This is a general-purpose Estonian ASR model trained in the Lab of Language Technology at TalTech.

Intended uses & limitations

This model is intended for general-purpose speech recognition, such as broadcast conversations, interviews, talks, etc.

How to use

Recommended: use faster-whisper.

For example:

  • Convert the HF model to CT2 format:

    ct2-transformers-converter --model TalTechNLP/whisper-large-et --output_dir whisper-large-et.ct2 --copy_files tokenizer.json --quantization float16

  • Decode:

    whisper-ctranslate2 --model_directory whisper-large-et.ct2 --task transcribe --language et --beam_size 5 some_file.mp3

Limitations and bias

Since this model was trained on mostly broadcast speech and texts from the web, it might have problems correctly decoding the following:

  • Speech containing technical and other domain-specific terms
  • Children's speech
  • Non-native speech
  • Speech recorded under very noisy conditions or with a microphone far from the speaker
  • Very spontaneous and overlapping speech

Training data

Acoustic training data:

Type Amount (h)
Broadcast speech 991
Spontaneous speech 53
Elderly speech corpus 53
Talks, lectures 49
Parliament speeches 31
Total 1161

Training procedure

Finetuned using Espnet, and then comverted to transformers format using this script.

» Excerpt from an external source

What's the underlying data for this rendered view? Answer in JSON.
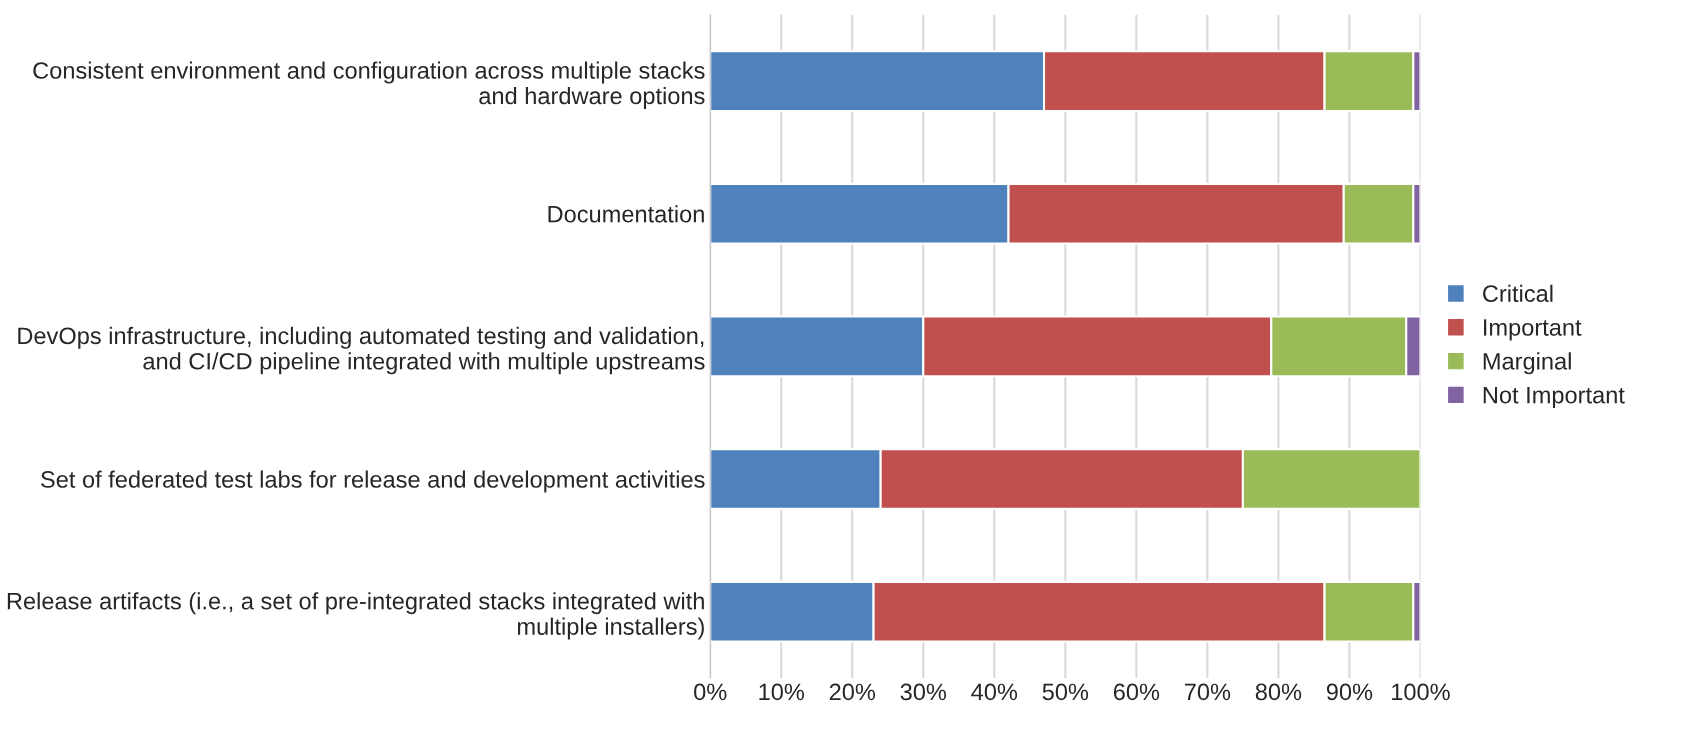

Finetuning procedure is similar to this model. Finetuning was done for 3 epochs, with model averaging at the end of training.

Update: 2023-10-03 version of the model is trained on long segments (like the original Whisper model) and is therefore especially well suited to be used e.g. with faster-whisper to transcribe long speech recordings "end-to-end" (i.e., without any prior segmentation).

Evaluation results

WER

WER results below are obtained using greedy decoding (i.e., beam size 1).

Dataset WER
Common Voice 8.0 11.3
Common Voice 11.0 12.0